Boris Godunov (boh-RIHS goh-do-NOHF), a privy counselor who manages to have Tsarevitch Dimitry assassinated without having to take the blame for the murder. As the new czar, Godunov exacts strict obedience from his subordinates, treats the masses cruelly, and puts down ruthlessly any attempt to unseat him. While engaged in a war against a pretender, he is suddenly taken ill and dies, naming his son the new czar before his demise.
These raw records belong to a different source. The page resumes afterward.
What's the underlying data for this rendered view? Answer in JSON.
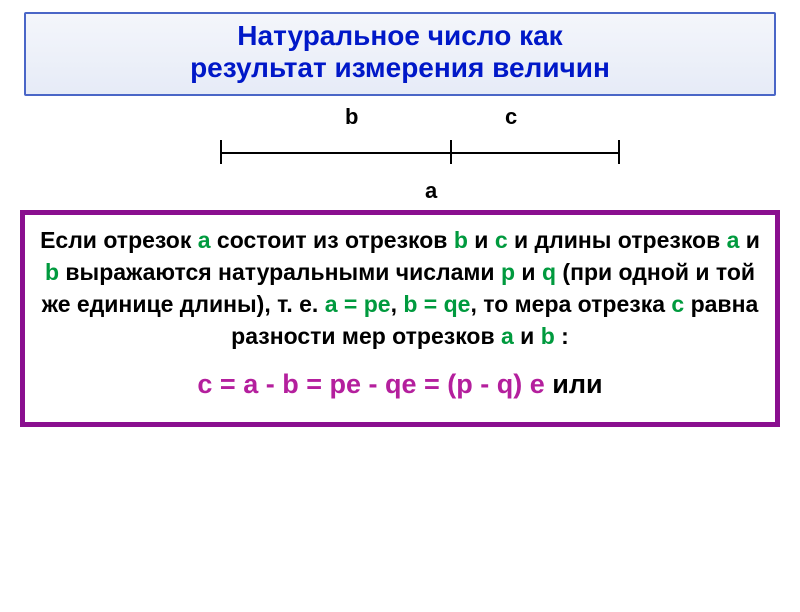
{
  "colors": {
    "title_border": "#4a66c7",
    "title_text": "#0018c8",
    "theorem_border": "#8a0f8f",
    "accent_green": "#009a3e",
    "equation_magenta": "#b41f9d",
    "black": "#000000"
  },
  "title": {
    "line1": "Натуральное число как",
    "line2": "результат измерения величин"
  },
  "diagram": {
    "b": "b",
    "c": "c",
    "a": "a"
  },
  "theorem": {
    "t1": "Если отрезок ",
    "a1": "а",
    "t2": " состоит из отрезков ",
    "b1": "b",
    "t3": " и ",
    "c1": "с",
    "t4": " и длины отрезков ",
    "a2": "а",
    "t5": " и ",
    "b2": "b",
    "t6": " выражаются натуральными числами ",
    "p1": "р",
    "t7": " и ",
    "q1": "q",
    "t8": " (при одной и той же единице длины), т. е. ",
    "eq1": "а = ре",
    "t9": ", ",
    "eq2": "b = qе",
    "t10": ", то мера отрезка ",
    "c2": "с",
    "t11": " равна разности мер отрезков ",
    "a3": "а",
    "t12": " и ",
    "b3": "b",
    "t13": " :"
  },
  "equation": {
    "formula": "с = a - b = pe - qe = (p - q) e",
    "tail": " или"
  },
  "fontsizes": {
    "title": 28,
    "theorem": 23,
    "equation": 27,
    "diagram_label": 22
  }
}
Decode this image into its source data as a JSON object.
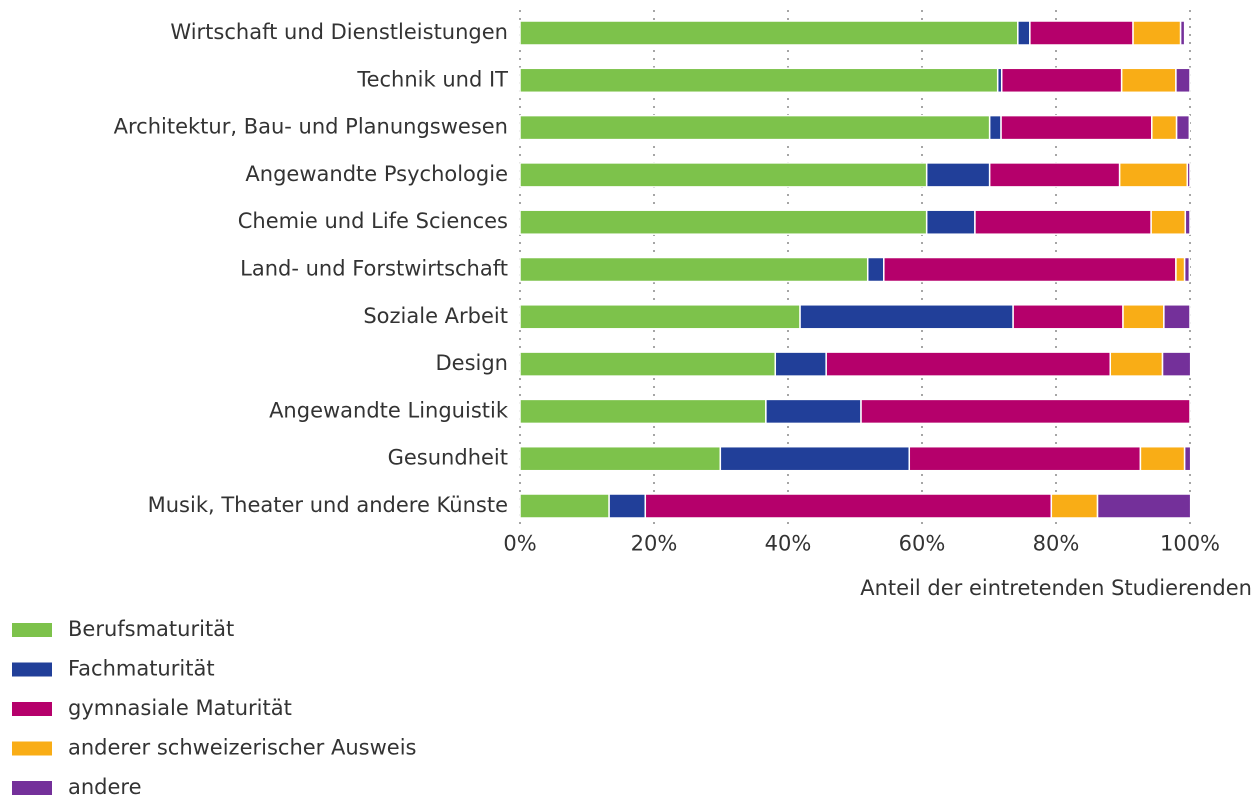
{
  "chart_data": {
    "type": "stacked-bar-horizontal",
    "categories": [
      "Wirtschaft und Dienstleistungen",
      "Technik und IT",
      "Architektur, Bau- und Planungswesen",
      "Angewandte Psychologie",
      "Chemie und Life Sciences",
      "Land- und Forstwirtschaft",
      "Soziale Arbeit",
      "Design",
      "Angewandte Linguistik",
      "Gesundheit",
      "Musik, Theater und andere Künste"
    ],
    "series": [
      {
        "name": "Berufsmaturität",
        "color": "#7dc24b",
        "values": [
          74.3,
          71.3,
          70.1,
          60.7,
          60.7,
          51.9,
          41.8,
          38.1,
          36.7,
          29.9,
          13.3
        ]
      },
      {
        "name": "Fachmaturität",
        "color": "#213f99",
        "values": [
          1.8,
          0.6,
          1.7,
          9.4,
          7.2,
          2.4,
          31.8,
          7.6,
          14.2,
          28.2,
          5.4
        ]
      },
      {
        "name": "gymnasiale Maturität",
        "color": "#b5006b",
        "values": [
          15.4,
          17.9,
          22.5,
          19.4,
          26.3,
          43.6,
          16.4,
          42.4,
          49.1,
          34.5,
          60.6
        ]
      },
      {
        "name": "anderer schweizerischer Ausweis",
        "color": "#f9ad16",
        "values": [
          7.1,
          8.1,
          3.7,
          10.1,
          5.1,
          1.3,
          6.1,
          7.8,
          0,
          6.6,
          6.9
        ]
      },
      {
        "name": "andere",
        "color": "#74309a",
        "values": [
          0.6,
          2.1,
          1.9,
          0.4,
          0.7,
          0.7,
          3.9,
          4.2,
          0,
          0.9,
          13.9
        ]
      }
    ],
    "xlim": [
      0,
      100
    ],
    "xticks": [
      {
        "value": 0,
        "label": "0%"
      },
      {
        "value": 20,
        "label": "20%"
      },
      {
        "value": 40,
        "label": "40%"
      },
      {
        "value": 60,
        "label": "60%"
      },
      {
        "value": 80,
        "label": "80%"
      },
      {
        "value": 100,
        "label": "100%"
      }
    ],
    "xlabel": "Anteil der eintretenden Studierenden",
    "grid": true,
    "legend": "bottom-left"
  }
}
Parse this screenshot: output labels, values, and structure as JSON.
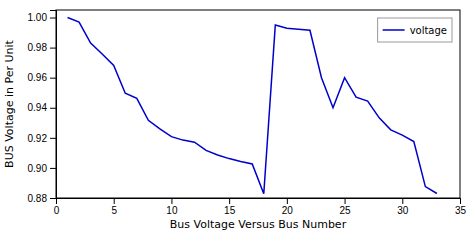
{
  "chart_data": {
    "type": "line",
    "xlabel": "Bus Voltage Versus Bus Number",
    "ylabel": "BUS Voltage in Per Unit",
    "x": [
      1,
      2,
      3,
      4,
      5,
      6,
      7,
      8,
      9,
      10,
      11,
      12,
      13,
      14,
      15,
      16,
      17,
      18,
      19,
      20,
      21,
      22,
      23,
      24,
      25,
      26,
      27,
      28,
      29,
      30,
      31,
      32,
      33
    ],
    "series": [
      {
        "name": "voltage",
        "color": "#0000cc",
        "values": [
          1.0,
          0.997,
          0.983,
          0.9758,
          0.9681,
          0.9497,
          0.9463,
          0.9317,
          0.9259,
          0.9208,
          0.9185,
          0.9171,
          0.9117,
          0.9086,
          0.9062,
          0.9043,
          0.9026,
          0.8828,
          0.995,
          0.9929,
          0.9922,
          0.9915,
          0.96,
          0.94,
          0.96,
          0.947,
          0.9444,
          0.9333,
          0.9253,
          0.9218,
          0.9175,
          0.8876,
          0.883
        ]
      }
    ],
    "xlim": [
      0,
      35
    ],
    "ylim": [
      0.88,
      1.005
    ],
    "xticks": [
      0,
      5,
      10,
      15,
      20,
      25,
      30,
      35
    ],
    "yticks": [
      0.88,
      {
        "value": 0.9,
        "label": "0.90"
      },
      0.92,
      0.94,
      0.96,
      0.98,
      {
        "value": 1.0,
        "label": "1.00"
      }
    ],
    "legend": "upper right",
    "grid": false
  }
}
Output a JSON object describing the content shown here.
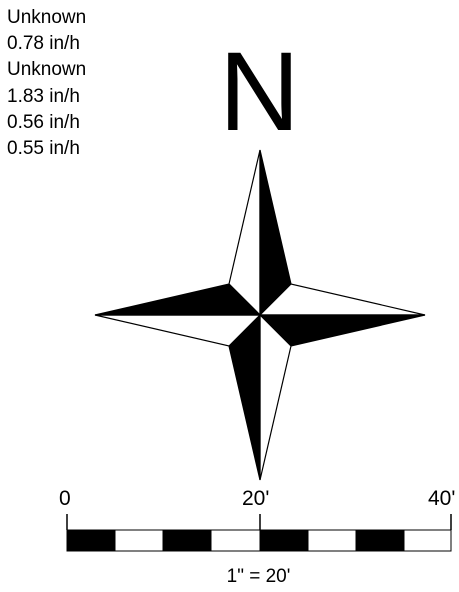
{
  "legend_values": [
    "Unknown",
    "0.78 in/h",
    "Unknown",
    "1.83 in/h",
    "0.56 in/h",
    "0.55 in/h"
  ],
  "north_arrow": {
    "label": "N"
  },
  "scale_bar": {
    "tick_labels": [
      "0",
      "20'",
      "40'"
    ],
    "ratio": "1\" = 20'"
  },
  "colors": {
    "ink": "#000000",
    "paper": "#ffffff"
  }
}
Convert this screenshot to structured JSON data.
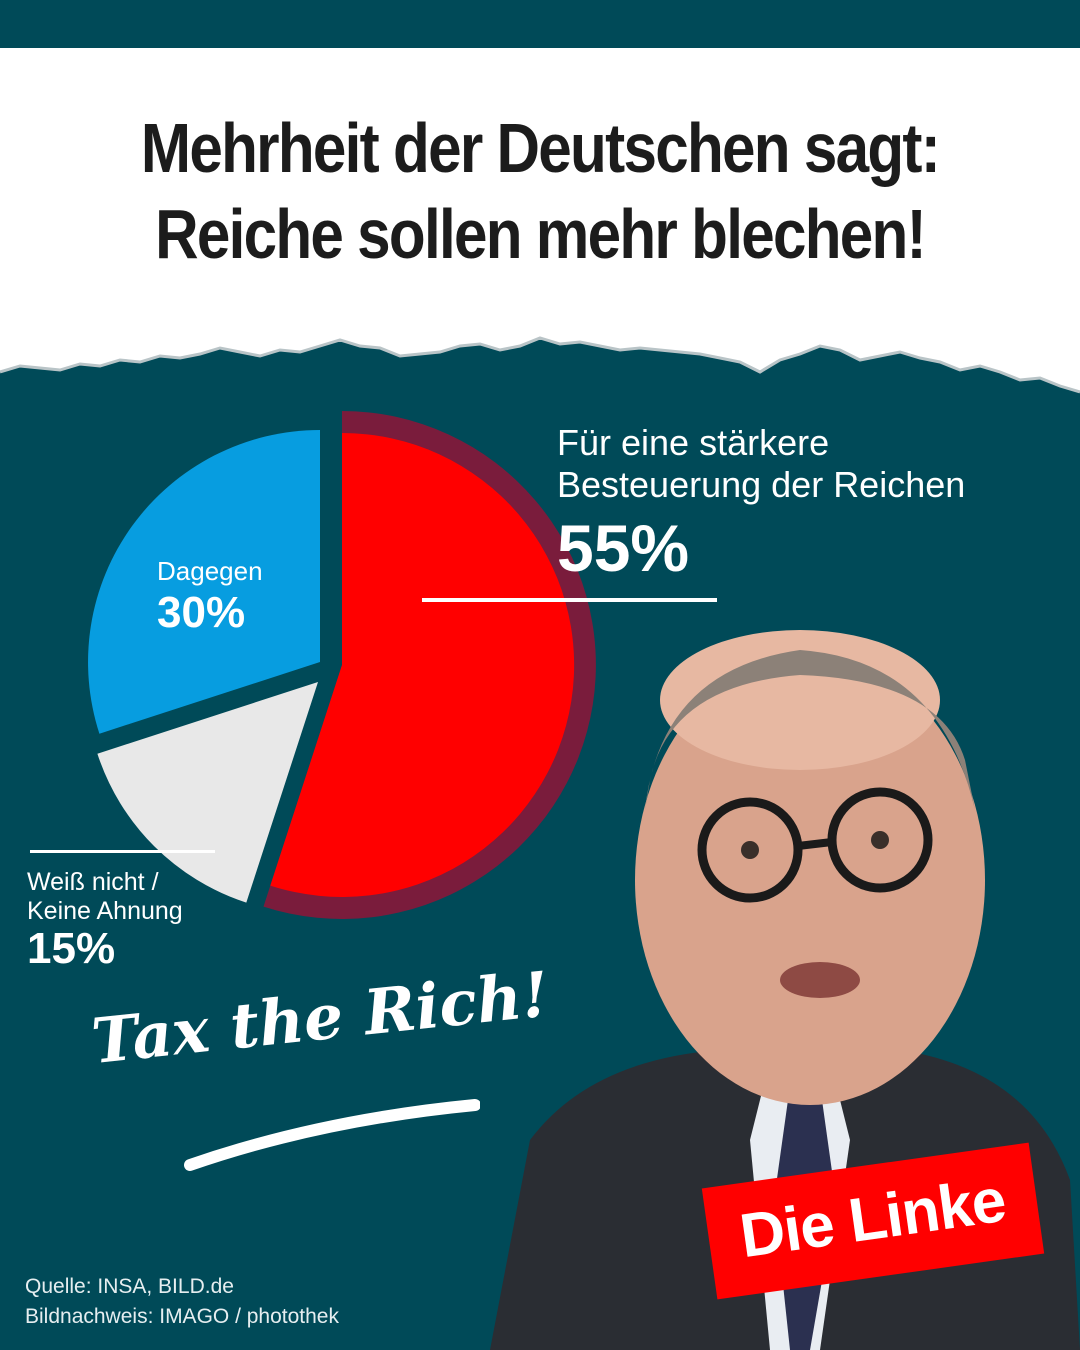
{
  "header": {
    "line1": "Mehrheit der Deutschen sagt:",
    "line2": "Reiche sollen mehr blechen!"
  },
  "chart_data": {
    "type": "pie",
    "slices": [
      {
        "label": "Für eine stärkere Besteuerung der Reichen",
        "value": 55,
        "display": "55%",
        "color": "#ff0000"
      },
      {
        "label": "Weiß nicht / Keine Ahnung",
        "value": 15,
        "display": "15%",
        "color": "#e8e8e8"
      },
      {
        "label": "Dagegen",
        "value": 30,
        "display": "30%",
        "color": "#079de0"
      }
    ]
  },
  "labels": {
    "pro_line1": "Für eine stärkere",
    "pro_line2": "Besteuerung der Reichen",
    "pro_value": "55%",
    "contra": "Dagegen",
    "contra_value": "30%",
    "unknown_line1": "Weiß nicht /",
    "unknown_line2": "Keine Ahnung",
    "unknown_value": "15%"
  },
  "slogan": "Tax the Rich!",
  "logo": "Die Linke",
  "footer": {
    "source": "Quelle: INSA, BILD.de",
    "credit": "Bildnachweis: IMAGO / photothek"
  },
  "colors": {
    "background": "#004a58",
    "accent_red": "#ff0000",
    "accent_blue": "#079de0",
    "accent_ring": "#7a1c3c"
  }
}
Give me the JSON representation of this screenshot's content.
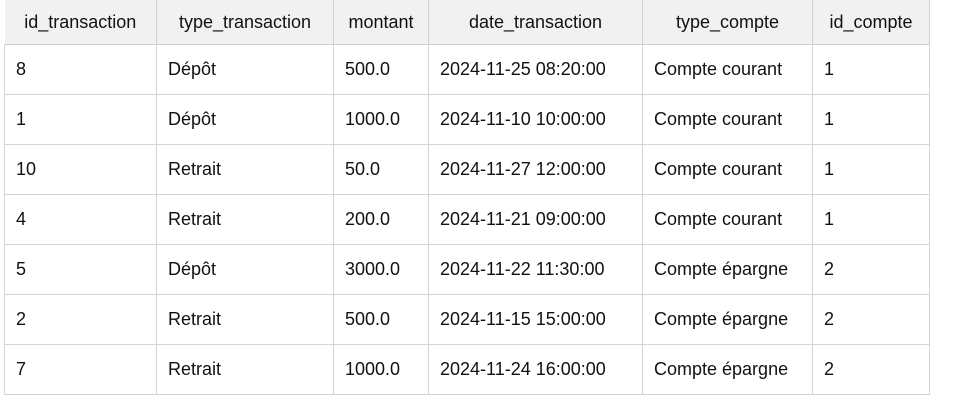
{
  "grid": {
    "columns": [
      "id_transaction",
      "type_transaction",
      "montant",
      "date_transaction",
      "type_compte",
      "id_compte"
    ],
    "rows": [
      [
        "8",
        "Dépôt",
        "500.0",
        "2024-11-25 08:20:00",
        "Compte courant",
        "1"
      ],
      [
        "1",
        "Dépôt",
        "1000.0",
        "2024-11-10 10:00:00",
        "Compte courant",
        "1"
      ],
      [
        "10",
        "Retrait",
        "50.0",
        "2024-11-27 12:00:00",
        "Compte courant",
        "1"
      ],
      [
        "4",
        "Retrait",
        "200.0",
        "2024-11-21 09:00:00",
        "Compte courant",
        "1"
      ],
      [
        "5",
        "Dépôt",
        "3000.0",
        "2024-11-22 11:30:00",
        "Compte épargne",
        "2"
      ],
      [
        "2",
        "Retrait",
        "500.0",
        "2024-11-15 15:00:00",
        "Compte épargne",
        "2"
      ],
      [
        "7",
        "Retrait",
        "1000.0",
        "2024-11-24 16:00:00",
        "Compte épargne",
        "2"
      ]
    ]
  },
  "colors": {
    "header_bg": "#f1f1f1",
    "grid_line": "#d4d4d4",
    "text": "#111111"
  }
}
Grigory Otrepyev (grih-GOH-rihy oht-REH-pyehf), a young monk turned rebel who pretends he is the late Dimitry. He marshals armies in Poland and, eventually, marches against Godunov. The struggle is bitter, and Grigory, finally triumphant, is disturbed because the populace stands silent when asked to acclaim him.
Basmanov (bahs-MAH-nof), a general interested in military victory, not political complexities. First, he supports Godunov’s son as czar; then, persuaded by Pushkin, a Grigory supporter, he leads his troops over to the other side. It is Basmanov’s defection that spells victory for Grigory.
Maryna (mah-RIH-nuh), a girl who holds Grigory’s army idle in Poland because Grigory, having fallen in love with her, is loathe to give the order to advance against Godunov. Maryna, although repelled because Grigory is only an unfrocked priest and not Dimitry, as he claims to be, still consents to become Grigory’s wife if his armies overthrow Godunov.
Feodor (feh-O-dohr), Godunov’s son, who is czar for a short time before, according to the Grigory followers who last saw him, he takes poison.
Pushkin (POOSH-kihn), a Grigory supporter who persuades Basmanov to defect to the pretender’s side and who, making a violent speech in the great square, inflames the people against Godunov.
Father Pimen, an old monk, formerly a soldier, who counsels Grigory to put worldly ambitions out of his thoughts.